This video explains a very important graph programming interview problem which is to find the minimum cost path from source to destination.This is a very typical shortest path problem and can be solved by using a variety of algorithms like Dijkstra, Floyd Warshall, Bellman Ford, BFS, DFS with memoization or pruning.In this question, we are allowed to have a maximum of K number of stops from source to destination.This is the only additional constraint.I have shown the simplest approach to solve this problem which is by using DFS + Pruning.I have first explained the intuition and then i have shown the working of the algorithm by taking an example.

#define pb push_back
class Solution {
    void solve(vector<vector<int>>& adj,vector<vector<int>>& cost,int src,int dst,int k,int& fare,int totCost,vector<bool>& visited)
    {
        if(k<-1)
            return;
        if(src==dst)
        {
            fare = min(fare,totCost);
            return;
        }
    
        visited[src] = true;
        for(int i=0;i<adj[src].size();++i)
        {
            if(!visited[adj[src][i]] && (totCost+cost[src][adj[src][i]] <= fare))
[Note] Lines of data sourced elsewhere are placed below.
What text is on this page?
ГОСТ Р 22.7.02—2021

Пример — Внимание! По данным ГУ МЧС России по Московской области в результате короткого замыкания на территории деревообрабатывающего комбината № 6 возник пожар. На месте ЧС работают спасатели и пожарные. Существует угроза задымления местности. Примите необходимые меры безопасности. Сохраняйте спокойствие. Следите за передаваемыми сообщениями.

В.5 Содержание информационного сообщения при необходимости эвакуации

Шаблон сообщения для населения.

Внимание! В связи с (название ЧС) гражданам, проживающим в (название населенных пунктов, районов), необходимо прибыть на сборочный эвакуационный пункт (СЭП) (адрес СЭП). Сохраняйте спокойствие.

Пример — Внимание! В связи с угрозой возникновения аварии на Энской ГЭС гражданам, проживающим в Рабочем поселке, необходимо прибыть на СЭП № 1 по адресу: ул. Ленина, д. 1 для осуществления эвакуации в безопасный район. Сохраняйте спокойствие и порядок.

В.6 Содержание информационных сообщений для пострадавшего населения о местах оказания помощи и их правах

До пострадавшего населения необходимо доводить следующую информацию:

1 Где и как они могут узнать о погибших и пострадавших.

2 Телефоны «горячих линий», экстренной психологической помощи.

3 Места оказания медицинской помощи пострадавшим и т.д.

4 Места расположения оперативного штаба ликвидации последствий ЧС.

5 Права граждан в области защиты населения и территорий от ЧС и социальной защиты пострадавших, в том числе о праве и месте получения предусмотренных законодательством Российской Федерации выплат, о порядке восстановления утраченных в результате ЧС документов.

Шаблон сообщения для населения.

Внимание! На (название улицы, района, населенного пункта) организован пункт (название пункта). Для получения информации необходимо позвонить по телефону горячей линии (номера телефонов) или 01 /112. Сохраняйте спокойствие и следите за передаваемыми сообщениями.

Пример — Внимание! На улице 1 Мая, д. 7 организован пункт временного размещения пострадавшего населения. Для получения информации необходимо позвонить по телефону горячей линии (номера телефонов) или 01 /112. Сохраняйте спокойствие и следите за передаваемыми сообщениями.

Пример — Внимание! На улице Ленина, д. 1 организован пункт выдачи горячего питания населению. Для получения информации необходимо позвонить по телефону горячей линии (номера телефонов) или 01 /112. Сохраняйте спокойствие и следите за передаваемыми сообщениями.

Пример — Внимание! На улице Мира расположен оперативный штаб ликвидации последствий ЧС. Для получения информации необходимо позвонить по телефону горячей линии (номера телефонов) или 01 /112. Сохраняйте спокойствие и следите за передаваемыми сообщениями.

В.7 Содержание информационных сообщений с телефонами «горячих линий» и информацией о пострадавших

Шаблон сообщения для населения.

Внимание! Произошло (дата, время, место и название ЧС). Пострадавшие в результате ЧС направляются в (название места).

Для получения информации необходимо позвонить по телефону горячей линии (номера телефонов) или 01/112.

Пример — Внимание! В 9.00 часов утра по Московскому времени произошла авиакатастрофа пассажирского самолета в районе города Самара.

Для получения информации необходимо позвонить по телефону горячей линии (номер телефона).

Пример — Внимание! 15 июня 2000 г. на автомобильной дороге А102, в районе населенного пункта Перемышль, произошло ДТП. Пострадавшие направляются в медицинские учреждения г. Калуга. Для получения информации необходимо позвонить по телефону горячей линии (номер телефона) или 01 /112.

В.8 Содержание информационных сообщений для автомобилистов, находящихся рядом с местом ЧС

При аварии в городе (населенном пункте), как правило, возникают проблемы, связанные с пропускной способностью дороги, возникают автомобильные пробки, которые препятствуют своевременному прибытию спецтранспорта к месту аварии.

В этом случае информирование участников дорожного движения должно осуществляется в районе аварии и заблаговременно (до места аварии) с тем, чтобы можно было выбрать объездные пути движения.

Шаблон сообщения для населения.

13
                solve(adj,cost,adj[src][i],dst,k-1,fare,totCost+cost[src][adj[src][i]],visited);
        }
        
        visited[src] = false;
    }
public:
    int findCheapestPrice(int n, vector<vector<int>>& flights, int src, int dst, int K) 
    {
        ios_base::sync_with_stdio(false);
        cin.tie(NULL);
        cout.tie(NULL);
        
        vector<vector<int>> adj(n);
        vector<vector<int>> cost(n+1,vector<int>(n+1));
        
        for(int i=0;i<flights.size();++i)
        {    
            adj[flights[i][0]].pb(flights[i][1]);
            cost[flights[i][0]][flights[i][1]] = flights[i][2];
        }
        
        vector<bool> visited(n+1,false);    //To break cycles
        int fare = INT_MAX;
        solve(adj,cost,src,dst,K,fare,0,visited);
        
        if(fare==INT_MAX)
            return -1;
        return fare;
    }
};